Kitap okumayı sevmeyenler (ben de haz etmem kendilerinden) Ejderha Dövmeli Kız, Ateşle Oynayan Kız filmi gibi Arı Kovanına Çomak Sokan Kız'ı da beyaz perdeden izleyebilirler. Ama kitabı okuyanlar kadar detayları göremezler ;)
12 Temmuz 2011 Salı
Cerrah
Kitapçıya gidip tüm Tess Gerritsen kitaplarını toplayıp kucağıma kasaya gittiğimde kasiyer psikopat olduğumu düşünmüş olabilir.
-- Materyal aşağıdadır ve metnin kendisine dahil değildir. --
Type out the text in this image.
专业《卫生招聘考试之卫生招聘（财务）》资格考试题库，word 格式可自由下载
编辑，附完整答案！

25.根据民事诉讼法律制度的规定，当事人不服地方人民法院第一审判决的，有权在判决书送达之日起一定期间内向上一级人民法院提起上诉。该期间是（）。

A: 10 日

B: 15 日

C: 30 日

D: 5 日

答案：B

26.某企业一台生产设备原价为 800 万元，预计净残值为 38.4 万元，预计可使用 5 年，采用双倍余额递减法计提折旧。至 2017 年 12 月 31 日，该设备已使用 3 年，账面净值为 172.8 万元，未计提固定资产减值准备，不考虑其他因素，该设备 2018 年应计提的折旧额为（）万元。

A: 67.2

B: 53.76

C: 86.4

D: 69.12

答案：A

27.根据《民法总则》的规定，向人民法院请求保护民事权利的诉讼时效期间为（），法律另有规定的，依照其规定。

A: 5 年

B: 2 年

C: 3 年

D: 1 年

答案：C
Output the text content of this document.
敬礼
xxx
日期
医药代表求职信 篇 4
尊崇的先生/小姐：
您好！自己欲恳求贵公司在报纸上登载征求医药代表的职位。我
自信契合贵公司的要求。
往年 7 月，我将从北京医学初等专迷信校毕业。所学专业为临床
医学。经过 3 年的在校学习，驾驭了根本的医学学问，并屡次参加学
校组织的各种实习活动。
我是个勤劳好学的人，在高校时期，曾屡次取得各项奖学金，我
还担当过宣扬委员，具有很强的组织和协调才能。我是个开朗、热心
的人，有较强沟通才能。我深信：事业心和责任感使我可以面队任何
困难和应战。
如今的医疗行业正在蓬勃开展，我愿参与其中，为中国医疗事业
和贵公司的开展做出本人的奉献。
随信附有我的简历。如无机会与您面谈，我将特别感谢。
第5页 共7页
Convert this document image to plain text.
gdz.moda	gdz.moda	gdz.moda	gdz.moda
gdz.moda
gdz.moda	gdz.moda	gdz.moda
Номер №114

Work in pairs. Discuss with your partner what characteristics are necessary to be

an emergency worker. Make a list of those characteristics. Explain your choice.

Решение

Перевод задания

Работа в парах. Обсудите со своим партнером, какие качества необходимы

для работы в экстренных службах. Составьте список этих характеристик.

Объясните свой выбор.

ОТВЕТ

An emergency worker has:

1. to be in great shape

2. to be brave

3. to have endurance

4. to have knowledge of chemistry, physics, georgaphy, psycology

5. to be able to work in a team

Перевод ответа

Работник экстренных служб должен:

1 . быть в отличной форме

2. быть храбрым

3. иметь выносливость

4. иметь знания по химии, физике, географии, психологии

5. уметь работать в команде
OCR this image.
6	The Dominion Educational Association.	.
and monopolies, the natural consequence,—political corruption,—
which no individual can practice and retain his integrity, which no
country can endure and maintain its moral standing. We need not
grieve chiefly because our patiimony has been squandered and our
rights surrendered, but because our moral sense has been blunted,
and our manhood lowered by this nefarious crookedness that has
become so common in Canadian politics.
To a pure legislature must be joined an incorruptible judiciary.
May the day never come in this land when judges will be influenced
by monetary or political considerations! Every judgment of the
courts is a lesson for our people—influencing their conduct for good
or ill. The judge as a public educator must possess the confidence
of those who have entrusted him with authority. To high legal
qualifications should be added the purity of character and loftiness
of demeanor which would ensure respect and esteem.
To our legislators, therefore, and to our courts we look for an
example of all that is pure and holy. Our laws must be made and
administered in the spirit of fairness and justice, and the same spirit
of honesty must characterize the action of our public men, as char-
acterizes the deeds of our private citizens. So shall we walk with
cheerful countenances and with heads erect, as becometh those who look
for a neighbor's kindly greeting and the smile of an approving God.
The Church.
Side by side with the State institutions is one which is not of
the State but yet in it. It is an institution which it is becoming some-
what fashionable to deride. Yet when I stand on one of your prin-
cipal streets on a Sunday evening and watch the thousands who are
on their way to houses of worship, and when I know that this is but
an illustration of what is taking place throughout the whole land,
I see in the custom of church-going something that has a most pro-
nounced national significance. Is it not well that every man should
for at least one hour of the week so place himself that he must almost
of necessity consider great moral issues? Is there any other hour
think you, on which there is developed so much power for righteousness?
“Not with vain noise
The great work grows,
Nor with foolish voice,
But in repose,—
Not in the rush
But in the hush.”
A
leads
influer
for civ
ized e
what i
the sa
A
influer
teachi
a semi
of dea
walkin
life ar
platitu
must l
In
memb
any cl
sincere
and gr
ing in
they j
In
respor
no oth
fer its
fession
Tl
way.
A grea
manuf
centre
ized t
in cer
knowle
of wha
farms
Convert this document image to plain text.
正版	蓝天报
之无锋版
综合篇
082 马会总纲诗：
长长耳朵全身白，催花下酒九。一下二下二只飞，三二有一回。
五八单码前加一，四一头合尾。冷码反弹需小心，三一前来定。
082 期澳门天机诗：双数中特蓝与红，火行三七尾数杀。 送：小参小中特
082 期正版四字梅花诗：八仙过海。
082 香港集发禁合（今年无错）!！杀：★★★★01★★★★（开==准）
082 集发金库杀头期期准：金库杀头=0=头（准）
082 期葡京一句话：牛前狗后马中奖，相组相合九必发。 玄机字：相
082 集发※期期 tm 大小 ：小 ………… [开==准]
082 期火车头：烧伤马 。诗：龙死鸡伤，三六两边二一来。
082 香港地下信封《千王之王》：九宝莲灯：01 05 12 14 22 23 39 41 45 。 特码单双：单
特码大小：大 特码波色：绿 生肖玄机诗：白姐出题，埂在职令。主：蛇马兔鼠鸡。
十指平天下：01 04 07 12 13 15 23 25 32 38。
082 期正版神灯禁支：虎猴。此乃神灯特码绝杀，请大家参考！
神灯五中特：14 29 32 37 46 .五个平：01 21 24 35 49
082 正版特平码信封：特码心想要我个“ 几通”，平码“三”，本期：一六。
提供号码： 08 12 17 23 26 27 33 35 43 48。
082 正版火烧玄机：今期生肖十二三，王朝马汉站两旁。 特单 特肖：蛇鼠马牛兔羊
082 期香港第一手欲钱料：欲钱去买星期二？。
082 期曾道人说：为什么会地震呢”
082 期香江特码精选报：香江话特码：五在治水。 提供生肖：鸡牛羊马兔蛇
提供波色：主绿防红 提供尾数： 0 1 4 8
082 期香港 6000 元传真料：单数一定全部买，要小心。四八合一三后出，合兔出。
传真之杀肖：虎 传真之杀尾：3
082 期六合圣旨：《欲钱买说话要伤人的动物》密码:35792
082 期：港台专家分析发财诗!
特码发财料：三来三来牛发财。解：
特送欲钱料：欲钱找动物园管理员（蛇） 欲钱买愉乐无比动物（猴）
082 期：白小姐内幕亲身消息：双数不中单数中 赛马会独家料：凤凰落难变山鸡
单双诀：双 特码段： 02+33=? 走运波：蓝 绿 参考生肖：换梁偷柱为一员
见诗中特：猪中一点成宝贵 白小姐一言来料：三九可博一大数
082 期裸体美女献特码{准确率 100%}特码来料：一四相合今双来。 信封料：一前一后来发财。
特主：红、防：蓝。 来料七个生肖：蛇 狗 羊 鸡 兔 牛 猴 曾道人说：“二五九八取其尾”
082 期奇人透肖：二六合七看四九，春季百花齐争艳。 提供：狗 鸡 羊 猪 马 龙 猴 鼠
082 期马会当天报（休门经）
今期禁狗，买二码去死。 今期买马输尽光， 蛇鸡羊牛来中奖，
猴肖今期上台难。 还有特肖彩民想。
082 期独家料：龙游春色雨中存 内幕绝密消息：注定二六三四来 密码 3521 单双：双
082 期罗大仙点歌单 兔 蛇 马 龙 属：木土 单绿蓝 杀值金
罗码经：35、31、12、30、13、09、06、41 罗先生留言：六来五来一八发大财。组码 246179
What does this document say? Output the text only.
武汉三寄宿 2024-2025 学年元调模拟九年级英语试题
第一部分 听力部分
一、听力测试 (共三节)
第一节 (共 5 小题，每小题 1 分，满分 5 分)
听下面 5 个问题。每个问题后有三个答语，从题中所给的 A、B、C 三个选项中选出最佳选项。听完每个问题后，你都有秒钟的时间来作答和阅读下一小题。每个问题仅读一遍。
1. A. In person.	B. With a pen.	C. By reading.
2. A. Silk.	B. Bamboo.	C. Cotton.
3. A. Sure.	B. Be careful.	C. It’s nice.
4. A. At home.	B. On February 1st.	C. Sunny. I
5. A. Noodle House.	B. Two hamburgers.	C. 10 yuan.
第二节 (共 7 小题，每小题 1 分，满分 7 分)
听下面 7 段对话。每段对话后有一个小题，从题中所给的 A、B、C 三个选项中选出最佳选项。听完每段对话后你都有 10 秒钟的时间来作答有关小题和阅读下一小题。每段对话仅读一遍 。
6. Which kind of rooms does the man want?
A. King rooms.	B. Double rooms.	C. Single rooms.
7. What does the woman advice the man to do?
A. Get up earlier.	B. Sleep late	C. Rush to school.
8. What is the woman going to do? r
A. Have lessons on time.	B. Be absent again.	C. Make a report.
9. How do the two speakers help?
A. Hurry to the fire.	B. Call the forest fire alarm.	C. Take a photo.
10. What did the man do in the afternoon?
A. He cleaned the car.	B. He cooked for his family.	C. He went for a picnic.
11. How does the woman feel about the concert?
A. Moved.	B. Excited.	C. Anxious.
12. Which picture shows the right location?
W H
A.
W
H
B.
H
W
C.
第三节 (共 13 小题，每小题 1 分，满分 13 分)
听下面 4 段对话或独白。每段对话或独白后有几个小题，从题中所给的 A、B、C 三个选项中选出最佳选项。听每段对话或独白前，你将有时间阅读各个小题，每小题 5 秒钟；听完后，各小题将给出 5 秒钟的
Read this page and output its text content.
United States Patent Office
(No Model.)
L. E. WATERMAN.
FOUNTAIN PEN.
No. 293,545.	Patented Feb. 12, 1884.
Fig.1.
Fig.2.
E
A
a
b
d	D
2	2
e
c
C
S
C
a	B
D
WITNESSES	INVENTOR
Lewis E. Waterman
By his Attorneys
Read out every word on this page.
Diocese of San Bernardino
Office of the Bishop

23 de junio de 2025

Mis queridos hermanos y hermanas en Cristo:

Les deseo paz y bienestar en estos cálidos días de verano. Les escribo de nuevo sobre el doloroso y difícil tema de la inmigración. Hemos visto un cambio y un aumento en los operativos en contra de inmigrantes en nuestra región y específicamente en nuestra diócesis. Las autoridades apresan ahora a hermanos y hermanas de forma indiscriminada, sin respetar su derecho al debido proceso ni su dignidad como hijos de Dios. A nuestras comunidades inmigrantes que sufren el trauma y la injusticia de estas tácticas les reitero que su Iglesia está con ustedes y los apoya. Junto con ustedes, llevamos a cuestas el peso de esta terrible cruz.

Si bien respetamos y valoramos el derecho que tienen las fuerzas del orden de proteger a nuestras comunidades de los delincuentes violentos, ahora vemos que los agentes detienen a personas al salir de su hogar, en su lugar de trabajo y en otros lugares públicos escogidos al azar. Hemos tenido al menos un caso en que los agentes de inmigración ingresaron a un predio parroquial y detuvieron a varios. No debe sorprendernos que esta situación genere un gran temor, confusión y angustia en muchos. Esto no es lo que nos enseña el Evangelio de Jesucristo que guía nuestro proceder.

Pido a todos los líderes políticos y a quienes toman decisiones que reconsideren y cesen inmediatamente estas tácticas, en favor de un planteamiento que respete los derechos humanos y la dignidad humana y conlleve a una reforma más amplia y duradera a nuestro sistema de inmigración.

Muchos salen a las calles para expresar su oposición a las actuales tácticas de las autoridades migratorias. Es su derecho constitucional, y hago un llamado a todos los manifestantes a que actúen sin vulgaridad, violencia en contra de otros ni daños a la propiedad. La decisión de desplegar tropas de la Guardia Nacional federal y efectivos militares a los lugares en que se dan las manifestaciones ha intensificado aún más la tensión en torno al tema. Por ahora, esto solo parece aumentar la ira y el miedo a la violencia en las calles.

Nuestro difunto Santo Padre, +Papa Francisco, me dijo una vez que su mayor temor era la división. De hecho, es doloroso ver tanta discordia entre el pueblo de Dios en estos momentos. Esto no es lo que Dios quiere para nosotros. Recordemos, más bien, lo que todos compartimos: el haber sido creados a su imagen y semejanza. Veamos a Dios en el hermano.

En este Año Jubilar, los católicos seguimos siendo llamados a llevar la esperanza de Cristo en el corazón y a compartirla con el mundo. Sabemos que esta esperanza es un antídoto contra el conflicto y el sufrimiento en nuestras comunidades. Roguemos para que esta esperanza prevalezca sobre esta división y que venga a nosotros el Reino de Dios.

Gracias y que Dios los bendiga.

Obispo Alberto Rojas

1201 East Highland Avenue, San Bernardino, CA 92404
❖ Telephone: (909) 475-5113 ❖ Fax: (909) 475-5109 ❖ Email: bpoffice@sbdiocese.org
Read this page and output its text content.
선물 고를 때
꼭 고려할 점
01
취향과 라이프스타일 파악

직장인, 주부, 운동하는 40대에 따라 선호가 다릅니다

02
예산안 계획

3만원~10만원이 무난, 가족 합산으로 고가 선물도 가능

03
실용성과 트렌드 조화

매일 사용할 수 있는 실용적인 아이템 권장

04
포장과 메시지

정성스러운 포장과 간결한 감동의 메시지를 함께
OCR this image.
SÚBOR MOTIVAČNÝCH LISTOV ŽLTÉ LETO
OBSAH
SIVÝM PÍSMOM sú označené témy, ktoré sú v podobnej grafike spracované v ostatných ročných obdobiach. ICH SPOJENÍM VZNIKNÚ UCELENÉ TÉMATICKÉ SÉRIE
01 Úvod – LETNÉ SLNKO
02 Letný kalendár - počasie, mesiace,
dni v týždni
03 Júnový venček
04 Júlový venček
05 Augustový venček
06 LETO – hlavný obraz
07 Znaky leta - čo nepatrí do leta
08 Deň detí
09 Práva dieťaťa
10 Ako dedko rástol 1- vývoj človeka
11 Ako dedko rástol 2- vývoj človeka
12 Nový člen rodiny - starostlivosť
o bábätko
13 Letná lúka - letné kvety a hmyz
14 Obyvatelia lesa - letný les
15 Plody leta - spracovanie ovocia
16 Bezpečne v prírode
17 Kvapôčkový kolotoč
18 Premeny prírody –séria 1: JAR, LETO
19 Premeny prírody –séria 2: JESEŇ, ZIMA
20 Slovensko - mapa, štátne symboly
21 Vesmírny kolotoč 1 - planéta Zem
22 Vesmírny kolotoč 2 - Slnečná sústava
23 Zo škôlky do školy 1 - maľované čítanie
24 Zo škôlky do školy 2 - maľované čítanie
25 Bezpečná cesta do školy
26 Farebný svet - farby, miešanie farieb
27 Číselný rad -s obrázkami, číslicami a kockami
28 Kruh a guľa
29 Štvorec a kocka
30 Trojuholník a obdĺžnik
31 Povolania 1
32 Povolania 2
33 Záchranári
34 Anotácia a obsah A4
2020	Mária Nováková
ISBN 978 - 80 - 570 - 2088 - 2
Onu anlayabiliyorum.
Meraktan ölür gibi okumaya başladığım Cerrah beni hayal kırıklığına uğratmayı bırakın soluğumu kesen bir kitap oldu. Çekik gözlü yazar Tess'in yazmak için mesleğini bırakması ise takdirimi kazanmıştır. -Ne demekse artık?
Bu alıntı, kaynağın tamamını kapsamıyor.